Tutti i riflettori sono infatti puntati su cosa farà Dario Franceschini leader di Areadem. Che, come scrive oggi Repubblica, non è una “corrente qualsiasi ma quella che, a conti fatti, ha la maggioranza sia nei gruppi parlamentari che nella direzione”. E Franceschini, stante ad alcuni rumors, sarebbe il più sensibile alla moral suasion del presidente Mattarella che, sembra di capire, è sostanzialmente contrario allo scioglimento anticipato delle Camere.

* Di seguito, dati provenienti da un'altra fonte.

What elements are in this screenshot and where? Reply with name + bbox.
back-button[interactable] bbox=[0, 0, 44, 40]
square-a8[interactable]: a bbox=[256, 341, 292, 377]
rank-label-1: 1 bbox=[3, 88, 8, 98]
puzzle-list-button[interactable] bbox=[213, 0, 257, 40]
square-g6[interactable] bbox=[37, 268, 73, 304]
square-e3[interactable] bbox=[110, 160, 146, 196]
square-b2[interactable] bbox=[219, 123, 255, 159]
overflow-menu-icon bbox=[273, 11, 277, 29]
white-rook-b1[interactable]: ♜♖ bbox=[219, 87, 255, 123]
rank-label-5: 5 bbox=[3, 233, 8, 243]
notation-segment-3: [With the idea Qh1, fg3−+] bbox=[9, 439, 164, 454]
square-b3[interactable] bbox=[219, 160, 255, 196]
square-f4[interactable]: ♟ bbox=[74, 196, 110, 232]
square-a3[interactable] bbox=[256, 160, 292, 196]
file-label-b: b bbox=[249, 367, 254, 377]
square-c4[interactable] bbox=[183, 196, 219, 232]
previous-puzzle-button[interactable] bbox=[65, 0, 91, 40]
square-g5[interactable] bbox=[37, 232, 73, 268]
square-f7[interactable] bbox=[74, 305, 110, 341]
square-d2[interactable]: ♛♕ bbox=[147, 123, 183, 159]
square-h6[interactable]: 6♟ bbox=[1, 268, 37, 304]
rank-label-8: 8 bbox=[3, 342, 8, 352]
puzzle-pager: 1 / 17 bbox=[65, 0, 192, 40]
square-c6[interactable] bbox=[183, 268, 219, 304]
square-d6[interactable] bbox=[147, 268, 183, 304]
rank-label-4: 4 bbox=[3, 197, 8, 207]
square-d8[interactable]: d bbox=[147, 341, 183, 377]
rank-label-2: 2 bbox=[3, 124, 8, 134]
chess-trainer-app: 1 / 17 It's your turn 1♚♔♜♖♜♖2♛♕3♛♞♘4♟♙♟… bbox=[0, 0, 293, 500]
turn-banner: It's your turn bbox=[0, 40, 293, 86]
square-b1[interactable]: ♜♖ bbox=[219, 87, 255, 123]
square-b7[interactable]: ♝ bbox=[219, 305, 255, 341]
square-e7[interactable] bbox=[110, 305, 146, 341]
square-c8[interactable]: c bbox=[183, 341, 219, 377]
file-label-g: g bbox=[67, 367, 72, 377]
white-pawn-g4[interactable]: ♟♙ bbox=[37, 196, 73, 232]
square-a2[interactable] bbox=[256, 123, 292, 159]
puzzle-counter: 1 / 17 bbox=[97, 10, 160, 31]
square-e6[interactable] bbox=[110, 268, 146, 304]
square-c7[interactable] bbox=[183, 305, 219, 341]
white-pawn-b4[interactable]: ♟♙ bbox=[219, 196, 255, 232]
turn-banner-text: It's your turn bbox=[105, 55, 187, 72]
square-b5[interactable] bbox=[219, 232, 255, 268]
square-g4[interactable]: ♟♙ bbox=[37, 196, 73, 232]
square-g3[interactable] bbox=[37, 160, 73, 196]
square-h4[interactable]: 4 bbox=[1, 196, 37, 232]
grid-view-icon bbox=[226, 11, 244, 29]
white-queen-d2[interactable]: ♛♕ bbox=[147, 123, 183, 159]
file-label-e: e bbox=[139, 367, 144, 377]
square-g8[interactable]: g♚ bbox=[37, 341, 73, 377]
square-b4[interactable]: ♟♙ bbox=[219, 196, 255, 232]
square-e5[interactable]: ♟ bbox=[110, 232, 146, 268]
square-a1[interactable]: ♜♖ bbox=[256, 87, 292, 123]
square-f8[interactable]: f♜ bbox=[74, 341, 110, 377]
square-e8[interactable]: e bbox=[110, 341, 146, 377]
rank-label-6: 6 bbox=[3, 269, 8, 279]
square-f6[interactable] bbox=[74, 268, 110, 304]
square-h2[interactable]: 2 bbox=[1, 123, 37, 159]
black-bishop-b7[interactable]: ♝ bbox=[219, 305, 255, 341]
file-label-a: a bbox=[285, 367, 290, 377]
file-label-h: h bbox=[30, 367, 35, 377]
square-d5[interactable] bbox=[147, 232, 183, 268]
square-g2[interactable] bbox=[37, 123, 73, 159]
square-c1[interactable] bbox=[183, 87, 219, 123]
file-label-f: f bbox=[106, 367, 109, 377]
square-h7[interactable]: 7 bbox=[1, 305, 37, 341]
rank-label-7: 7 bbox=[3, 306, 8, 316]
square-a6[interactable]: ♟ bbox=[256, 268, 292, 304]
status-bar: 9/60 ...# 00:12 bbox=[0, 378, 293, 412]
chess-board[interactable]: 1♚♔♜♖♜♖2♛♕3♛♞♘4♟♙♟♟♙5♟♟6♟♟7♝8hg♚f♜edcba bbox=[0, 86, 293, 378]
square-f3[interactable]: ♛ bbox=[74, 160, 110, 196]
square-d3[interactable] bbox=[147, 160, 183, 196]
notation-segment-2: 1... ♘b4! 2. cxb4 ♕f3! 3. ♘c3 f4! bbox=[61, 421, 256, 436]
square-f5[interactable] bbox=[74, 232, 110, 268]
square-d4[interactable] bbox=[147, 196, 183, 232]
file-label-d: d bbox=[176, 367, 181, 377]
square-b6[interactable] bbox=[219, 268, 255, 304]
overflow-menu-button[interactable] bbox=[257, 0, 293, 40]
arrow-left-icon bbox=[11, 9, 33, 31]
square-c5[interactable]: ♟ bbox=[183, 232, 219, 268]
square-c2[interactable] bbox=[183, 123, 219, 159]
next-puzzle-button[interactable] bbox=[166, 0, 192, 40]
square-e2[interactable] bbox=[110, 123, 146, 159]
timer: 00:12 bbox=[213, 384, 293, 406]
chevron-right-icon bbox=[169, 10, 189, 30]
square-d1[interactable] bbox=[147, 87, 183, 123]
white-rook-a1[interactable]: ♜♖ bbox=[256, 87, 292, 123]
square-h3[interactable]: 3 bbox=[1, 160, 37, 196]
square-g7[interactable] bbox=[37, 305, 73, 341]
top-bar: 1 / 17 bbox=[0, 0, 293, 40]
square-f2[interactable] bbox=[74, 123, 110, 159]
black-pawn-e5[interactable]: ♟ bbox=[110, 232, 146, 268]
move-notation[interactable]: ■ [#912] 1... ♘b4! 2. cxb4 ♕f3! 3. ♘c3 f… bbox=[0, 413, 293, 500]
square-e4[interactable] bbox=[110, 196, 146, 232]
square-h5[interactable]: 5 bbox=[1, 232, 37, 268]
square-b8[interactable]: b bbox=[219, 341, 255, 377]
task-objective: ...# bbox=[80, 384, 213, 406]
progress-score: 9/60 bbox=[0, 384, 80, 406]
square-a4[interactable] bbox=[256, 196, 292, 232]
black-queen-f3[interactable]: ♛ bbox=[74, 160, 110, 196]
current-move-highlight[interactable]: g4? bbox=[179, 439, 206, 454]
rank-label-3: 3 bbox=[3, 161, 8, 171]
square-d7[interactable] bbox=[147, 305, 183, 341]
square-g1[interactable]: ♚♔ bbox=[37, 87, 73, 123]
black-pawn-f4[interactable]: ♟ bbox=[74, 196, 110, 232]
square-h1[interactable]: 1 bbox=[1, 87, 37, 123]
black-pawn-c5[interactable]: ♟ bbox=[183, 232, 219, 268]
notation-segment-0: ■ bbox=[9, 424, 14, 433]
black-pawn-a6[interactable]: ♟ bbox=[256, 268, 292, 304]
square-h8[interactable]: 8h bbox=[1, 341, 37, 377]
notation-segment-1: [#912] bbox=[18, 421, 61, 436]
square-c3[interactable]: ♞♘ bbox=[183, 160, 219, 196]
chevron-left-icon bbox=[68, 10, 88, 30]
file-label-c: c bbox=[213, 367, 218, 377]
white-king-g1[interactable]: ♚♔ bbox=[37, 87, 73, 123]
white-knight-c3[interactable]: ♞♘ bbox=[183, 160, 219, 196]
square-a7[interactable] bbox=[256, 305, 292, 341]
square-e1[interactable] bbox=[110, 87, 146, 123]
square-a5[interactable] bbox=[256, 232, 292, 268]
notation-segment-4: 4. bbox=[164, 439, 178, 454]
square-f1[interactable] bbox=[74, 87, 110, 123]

Proprio il pressing del Quirinale potrebbe far vacillare le certezze di Renzi sul voto anticipato per optare su un possibile Governo istituzionale che a quel punto, però, nelle intenzioni del premier, dovrebbe essere necessariamente essere appoggiato da tutto il Parlamento.
 
E questo sia per l’incertezza sul sistema elettorale con il quale andare a votare (basterà il pronunciamento della Corte sull’Italicum annunciato per il 24 gennaio a darci regole coerenti sia per la Camera che per il Senato?), sia per le scadenze che attendono il Paese con importanti appuntamenti internazionali (tra queste le celebrazioni a Roma il 25 marzo dei 60 anni della Cee, e il G7 Finanze a Bari dall'11 al 13 maggio), sia per le tensioni temute sui mercati che hanno già preso di mira le banche italiane.
 
E sul no a elezioni immediate sembra schierarsi anche Forza Italia che oggi, in una nota diramata al termine della riunione presieduta da Silvio Berlusconi, sottolinea che “si apre ora una fase politica nuova, nella quale la parola deve tornare agli italiani”. Ma “perché questo avvenga – si legge ancora nella nota - occorre una legge elettorale che garantisca la governabilità e una reale corrispondenza della maggioranza parlamentare alla maggioranza popolare. Siamo certi che il Presidente della Repubblica sarà garante di questa complessa fase, con la sua saggezza e il suo scrupolo istituzionale”. 
 
Ma è dallo stesso Renzi, secondo quanto si apprende in serata, che potrebbe venire fuori una proposta di mediazione: quella di un Governo di responsabilità nazionale sostenuto da una maggioranza più ampia dell'attuale e più larga possibile, perché, scrive sempre Repubblica citando fonti Dem, "non si può pensare che il Pd e la maggioranza attuale si assumono gli oneri del governo mentre gli altri stanno fuori a impallinarci". Se quest'ipotesi non trovasse l'appoggio dell'opposizone, allora niente, Renzi resterebbe convinto che l'unica via sia il voto. 
 
Insomma il quadro è ancora confuso ed è presto per dire chi vincerà tra le due posizioni. Resta il fatto che comunque l’ipotesi di un Governo che resti in carica per i mesi necessari a fare una riforma elettorale, e che poi potrebbe vedersi comunque traghettato fino al termine della legislatura, è già oggetto di attenzione di molti.
 
Lo testimoniano i boatos su chi potrebbe guidarlo (i nomi più gettonati sono quelli di Franceschini, Padoan, Gentiloni Grasso) e addirittura dei ministri che ne potrebbero far parte.
 
Per la sanità, il nome più accreditato nel Partito Democratico è quello del responsabile sanità Federico Gelli: una figura che, secondo quanto raccontato da esponenti Dem a Quotidiano Sanità, sembrerebbe poter raccogliere consensi anche dalla ‘minoranza’ Pd.
 
La sua possibile nomina sarebbe la naturale conseguenza del lavoro portato avanti nell’ultimo anno, non solo sul disegno di legge sulla responsabilità professionale che non a caso porta il suo nome (ddl Gelli), ma anche per il ‘successo’ ottenuto nell'ambito della campagna referendaria con la sua iniziativa “Sì per un Italia in Salute” che ha vito l’apertura di ben 605 comitati tematici su tutto lo Stivale.